This One Mindset Multiplied My Returns

The velocity of money and leverage explained—with real numbers.

Most people let their money do one job.
The wealthy? They make it work overtime.

Here’s the shift:

  1. Don’t park money.

  2. Put it in motion—again and again.

That’s how you multiply money. That’s how I multiplied my returns.

Personal Story…

When I had R$15K in cash, I could’ve parked it in a savings account in my bank.

ROI: ~5% a year. (Yawn.)

Instead, I threw it into a property renovation.

That single move increased the property’s value by R$40K.

Here’s the math:

  • Profit = $40K (value gain) – $15K (renovation cost) = $25K

  • ROI = $25K ÷ $15K = 167%

That’s not just better than savings at ~5% — it’s a different universe!

But the story doesn’t stop there.

Because the bank now sees that extra $40K in value, I can borrow against it.

💡 “Borrow against it”: That simply means the bank lets me use the new equity as a guarantee for a new loan. So, instead of selling the property, I can pull cash out while still owning it — and roll that money into the next deal.

That means my $15K didn’t just earn a return once, it actually worked twice:

  • First job: it boosted my property’s value (Gave me a R$25K equity profit)

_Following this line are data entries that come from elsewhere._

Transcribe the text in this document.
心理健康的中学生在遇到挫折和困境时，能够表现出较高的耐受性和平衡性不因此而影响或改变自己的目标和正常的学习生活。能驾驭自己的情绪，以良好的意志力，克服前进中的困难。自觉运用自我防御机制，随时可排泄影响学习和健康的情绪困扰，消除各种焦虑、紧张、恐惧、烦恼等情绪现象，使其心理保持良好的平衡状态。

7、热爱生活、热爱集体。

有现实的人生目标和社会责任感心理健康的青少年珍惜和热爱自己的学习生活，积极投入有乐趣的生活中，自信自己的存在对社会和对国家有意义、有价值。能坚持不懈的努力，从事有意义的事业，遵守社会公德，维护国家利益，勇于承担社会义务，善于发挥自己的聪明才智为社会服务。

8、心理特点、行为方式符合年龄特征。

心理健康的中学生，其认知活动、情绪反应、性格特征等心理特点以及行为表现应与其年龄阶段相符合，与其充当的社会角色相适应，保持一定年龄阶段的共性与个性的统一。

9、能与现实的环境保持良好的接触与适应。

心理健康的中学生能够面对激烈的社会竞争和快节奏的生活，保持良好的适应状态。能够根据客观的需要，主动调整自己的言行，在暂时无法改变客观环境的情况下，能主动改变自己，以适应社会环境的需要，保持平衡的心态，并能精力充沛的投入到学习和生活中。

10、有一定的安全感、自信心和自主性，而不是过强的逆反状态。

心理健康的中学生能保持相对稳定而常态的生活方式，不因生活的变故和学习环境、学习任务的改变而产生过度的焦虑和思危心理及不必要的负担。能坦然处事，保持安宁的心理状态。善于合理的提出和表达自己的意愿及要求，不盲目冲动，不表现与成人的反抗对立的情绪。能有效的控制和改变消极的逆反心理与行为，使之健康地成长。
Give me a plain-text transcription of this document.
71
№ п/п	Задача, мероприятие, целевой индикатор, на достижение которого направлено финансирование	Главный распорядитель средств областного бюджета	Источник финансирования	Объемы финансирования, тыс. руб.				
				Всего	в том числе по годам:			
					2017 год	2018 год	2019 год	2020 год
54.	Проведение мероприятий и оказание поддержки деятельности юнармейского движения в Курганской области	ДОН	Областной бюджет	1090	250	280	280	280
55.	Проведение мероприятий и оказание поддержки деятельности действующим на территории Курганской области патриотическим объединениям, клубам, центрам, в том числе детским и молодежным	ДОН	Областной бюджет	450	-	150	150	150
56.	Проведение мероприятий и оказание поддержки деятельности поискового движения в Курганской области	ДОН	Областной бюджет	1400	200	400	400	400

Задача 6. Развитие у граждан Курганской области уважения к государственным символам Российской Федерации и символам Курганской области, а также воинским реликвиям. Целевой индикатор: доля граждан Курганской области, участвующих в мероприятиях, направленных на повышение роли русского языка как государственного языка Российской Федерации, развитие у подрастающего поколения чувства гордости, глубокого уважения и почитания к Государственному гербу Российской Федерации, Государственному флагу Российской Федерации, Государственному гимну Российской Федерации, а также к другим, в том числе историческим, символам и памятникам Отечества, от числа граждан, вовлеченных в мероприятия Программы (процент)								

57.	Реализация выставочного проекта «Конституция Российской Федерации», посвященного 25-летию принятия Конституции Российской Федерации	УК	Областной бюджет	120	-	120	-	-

  • Second job: it created R$40K in leverage capacity for me to use into the next investment.

Two jobs. Two ‘paychecks’.

ROI if parked those R$15K in a bank’s saving account? ~5%.
ROI of the same R$15k with velocity + leverage? 167%…. (and repeatable)

I won not because I earned more.
I won because I made the money move.

See the difference?

Takeaway:

  • The money you own is an employee.

  • If you let it sit in a savings account, it’s basically on vacation.

  • If you redeploy it—renovations, reinvestments, leverage—it starts pulling double shifts.

That’s how you stop being the person who just ‘saves’ and start being the person who builds.

That’s why wealthy people prefer velocity. It multiplies the paychecks your money brings in.

Don’t just save money. Multiply it. That’s how wealth is actually built.